Tag Archives: economics

Another kind of book club

I have loved Infinite Summer. I am on for Gravity’s Rainbow, probably in September, as many of the infsum alums are talking about. Somewhere in the mean time I have signed up for a completely different kind of group reading project- call it a spontaneous economics education, with participation.

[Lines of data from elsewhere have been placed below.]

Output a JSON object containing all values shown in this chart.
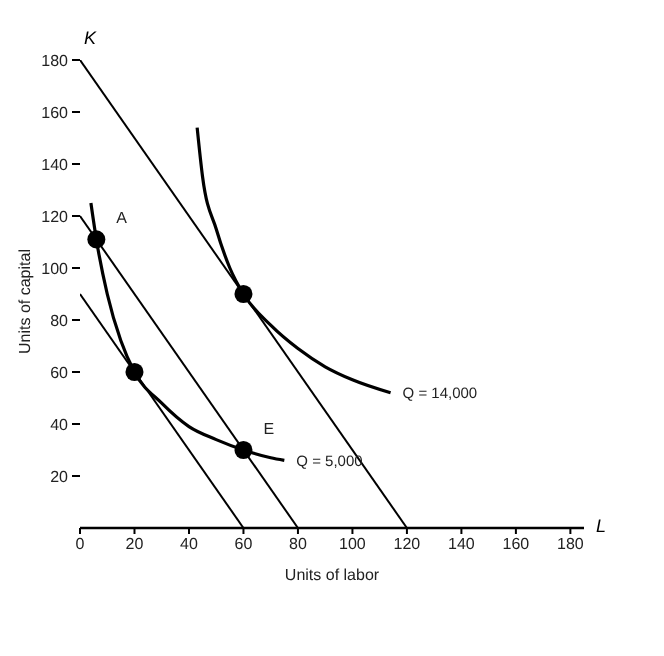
{
  "chart_data": {
    "type": "line",
    "xlabel": "Units of labor",
    "ylabel": "Units of capital",
    "xlim": [
      0,
      185
    ],
    "ylim": [
      0,
      180
    ],
    "xticks": [
      0,
      20,
      40,
      60,
      80,
      100,
      120,
      140,
      160,
      180
    ],
    "yticks": [
      20,
      40,
      60,
      80,
      100,
      120,
      140,
      160,
      180
    ],
    "marker": "none",
    "line_style": "solid",
    "grid": false,
    "series": [
      {
        "color": "#000000",
        "x": [
          0,
          120
        ],
        "values": [
          180,
          0
        ]
      },
      {
        "color": "#000000",
        "x": [
          0,
          80
        ],
        "values": [
          120,
          0
        ]
      },
      {
        "color": "#000000",
        "x": [
          0,
          60
        ],
        "values": [
          90,
          0
        ]
      },
      {
        "color": "#000000",
        "x": [
          4,
          6,
          10,
          15,
          20,
          30,
          40,
          50,
          60,
          70,
          75
        ],
        "values": [
          125,
          111,
          90,
          72,
          60,
          48,
          39,
          34,
          30,
          27,
          26
        ]
      },
      {
        "color": "#000000",
        "x": [
          43,
          45,
          50,
          55,
          60,
          70,
          80,
          90,
          100,
          114
        ],
        "values": [
          154,
          135,
          115,
          100,
          90,
          78,
          69,
          62,
          57,
          52
        ]
      },
      {
        "type": "scatter",
        "marker": "circle",
        "color": "#000000",
        "x": [
          6,
          20,
          60,
          60
        ],
        "values": [
          111,
          60,
          30,
          90
        ]
      }
    ],
    "annotations": [
      "K",
      "L",
      {
        "text": "A",
        "x": 6,
        "y": 111
      },
      {
        "text": "E",
        "x": 60,
        "y": 30
      },
      {
        "text": "Q = 5,000",
        "x": 75,
        "y": 26
      },
      {
        "text": "Q = 14,000",
        "x": 114,
        "y": 52
      }
    ]
  }
}
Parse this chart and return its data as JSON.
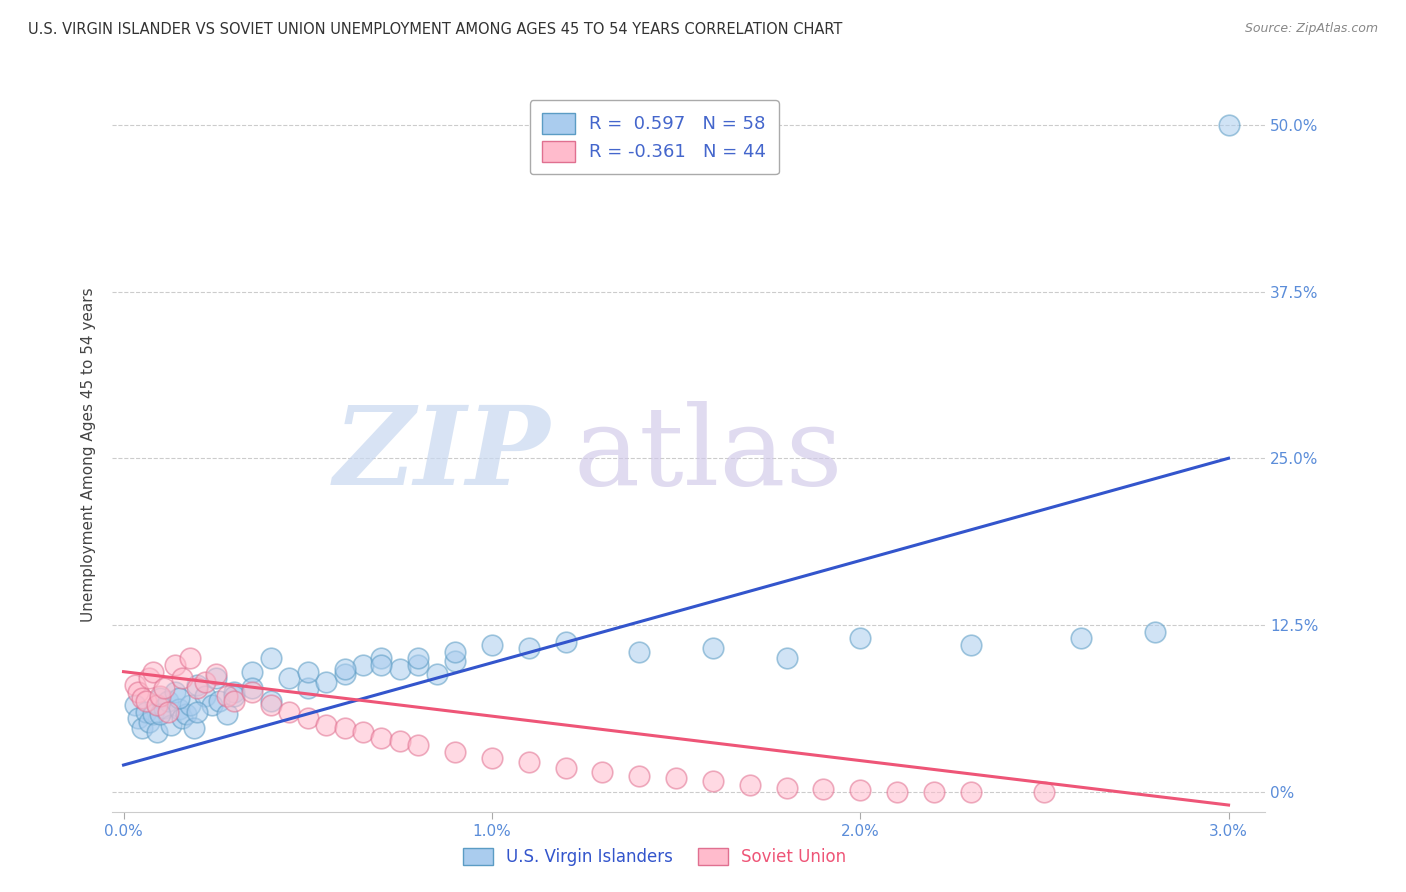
{
  "title": "U.S. VIRGIN ISLANDER VS SOVIET UNION UNEMPLOYMENT AMONG AGES 45 TO 54 YEARS CORRELATION CHART",
  "source": "Source: ZipAtlas.com",
  "ylabel": "Unemployment Among Ages 45 to 54 years",
  "xlabel_ticks": [
    "0.0%",
    "1.0%",
    "2.0%",
    "3.0%"
  ],
  "xlabel_vals": [
    0.0,
    0.01,
    0.02,
    0.03
  ],
  "ytick_labels": [
    "50.0%",
    "37.5%",
    "25.0%",
    "12.5%",
    "0%"
  ],
  "ytick_vals": [
    0.5,
    0.375,
    0.25,
    0.125,
    0.0
  ],
  "xlim": [
    -0.0003,
    0.031
  ],
  "ylim": [
    -0.015,
    0.52
  ],
  "vi_color": "#7bafd4",
  "vi_edge_color": "#5b9cc4",
  "su_color": "#f4a0b0",
  "su_edge_color": "#e07090",
  "vi_R": 0.597,
  "vi_N": 58,
  "su_R": -0.361,
  "su_N": 44,
  "legend_label_vi": "U.S. Virgin Islanders",
  "legend_label_su": "Soviet Union",
  "watermark_zip": "ZIP",
  "watermark_atlas": "atlas",
  "title_color": "#333333",
  "source_color": "#888888",
  "tick_color": "#5b8dd9",
  "ylabel_color": "#444444",
  "legend_text_color": "#333333",
  "legend_rn_color": "#4466cc",
  "grid_color": "#cccccc",
  "vi_line_x0": 0.0,
  "vi_line_x1": 0.03,
  "vi_line_y0": 0.02,
  "vi_line_y1": 0.25,
  "su_line_x0": 0.0,
  "su_line_x1": 0.03,
  "su_line_y0": 0.09,
  "su_line_y1": -0.01,
  "vi_scatter_x": [
    0.0003,
    0.0004,
    0.0005,
    0.0006,
    0.0007,
    0.0008,
    0.0009,
    0.001,
    0.0011,
    0.0012,
    0.0013,
    0.0014,
    0.0015,
    0.0016,
    0.0017,
    0.0018,
    0.0019,
    0.002,
    0.0022,
    0.0024,
    0.0026,
    0.0028,
    0.003,
    0.0035,
    0.004,
    0.0045,
    0.005,
    0.0055,
    0.006,
    0.0065,
    0.007,
    0.0075,
    0.008,
    0.0085,
    0.009,
    0.001,
    0.0015,
    0.002,
    0.0025,
    0.003,
    0.0035,
    0.004,
    0.005,
    0.006,
    0.007,
    0.008,
    0.009,
    0.01,
    0.011,
    0.012,
    0.014,
    0.016,
    0.018,
    0.02,
    0.023,
    0.026,
    0.028,
    0.03
  ],
  "vi_scatter_y": [
    0.065,
    0.055,
    0.048,
    0.06,
    0.052,
    0.058,
    0.045,
    0.07,
    0.063,
    0.068,
    0.05,
    0.075,
    0.062,
    0.055,
    0.058,
    0.065,
    0.048,
    0.08,
    0.072,
    0.065,
    0.068,
    0.058,
    0.075,
    0.09,
    0.1,
    0.085,
    0.078,
    0.082,
    0.088,
    0.095,
    0.1,
    0.092,
    0.095,
    0.088,
    0.098,
    0.058,
    0.07,
    0.06,
    0.085,
    0.072,
    0.078,
    0.068,
    0.09,
    0.092,
    0.095,
    0.1,
    0.105,
    0.11,
    0.108,
    0.112,
    0.105,
    0.108,
    0.1,
    0.115,
    0.11,
    0.115,
    0.12,
    0.5
  ],
  "su_scatter_x": [
    0.0003,
    0.0004,
    0.0005,
    0.0006,
    0.0007,
    0.0008,
    0.0009,
    0.001,
    0.0011,
    0.0012,
    0.0014,
    0.0016,
    0.0018,
    0.002,
    0.0022,
    0.0025,
    0.0028,
    0.003,
    0.0035,
    0.004,
    0.0045,
    0.005,
    0.0055,
    0.006,
    0.0065,
    0.007,
    0.0075,
    0.008,
    0.009,
    0.01,
    0.011,
    0.012,
    0.013,
    0.014,
    0.015,
    0.016,
    0.017,
    0.018,
    0.019,
    0.02,
    0.021,
    0.022,
    0.023,
    0.025
  ],
  "su_scatter_y": [
    0.08,
    0.075,
    0.07,
    0.068,
    0.085,
    0.09,
    0.065,
    0.072,
    0.078,
    0.06,
    0.095,
    0.085,
    0.1,
    0.078,
    0.082,
    0.088,
    0.072,
    0.068,
    0.075,
    0.065,
    0.06,
    0.055,
    0.05,
    0.048,
    0.045,
    0.04,
    0.038,
    0.035,
    0.03,
    0.025,
    0.022,
    0.018,
    0.015,
    0.012,
    0.01,
    0.008,
    0.005,
    0.003,
    0.002,
    0.001,
    0.0,
    0.0,
    0.0,
    0.0
  ]
}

My dear friend Aaron is starting a reading group for Samuel Bowles’ Microeconomics: Behavior, Institutions, and Evolution. If that sounds like a textbook title, that’s because it is. But this textbook is a bit different. It’s real writing (oh thank god) and it’s challenging many of the fundamentals of a field that has recently tried to drag the whole world to Hell. Or so I’m told, since I haven’t read it yet. I am looking forward to reading it, finding out more. My future plans include arguing about how ignored principles of social psych, clinical psych, and neurology actually interplay with the economy, posting ignorant and pleading questions about bits of calc I’ve forgotten or never learned, and comparing Bowles’ examples to class/SES examples I’ve seen or studied.

I totally want vast numbers of other people to sign up. If you’re reading this, that means you. This will be great brain calisthenics, and fun for the whole family, if the whole family kind of likes economics too much.

Google groups is here, and the hashtag on Twitter will be #bowles.

We don’t have a start date quite yet, but Aaron is talking a chapter every week, or possibly every two. Doable!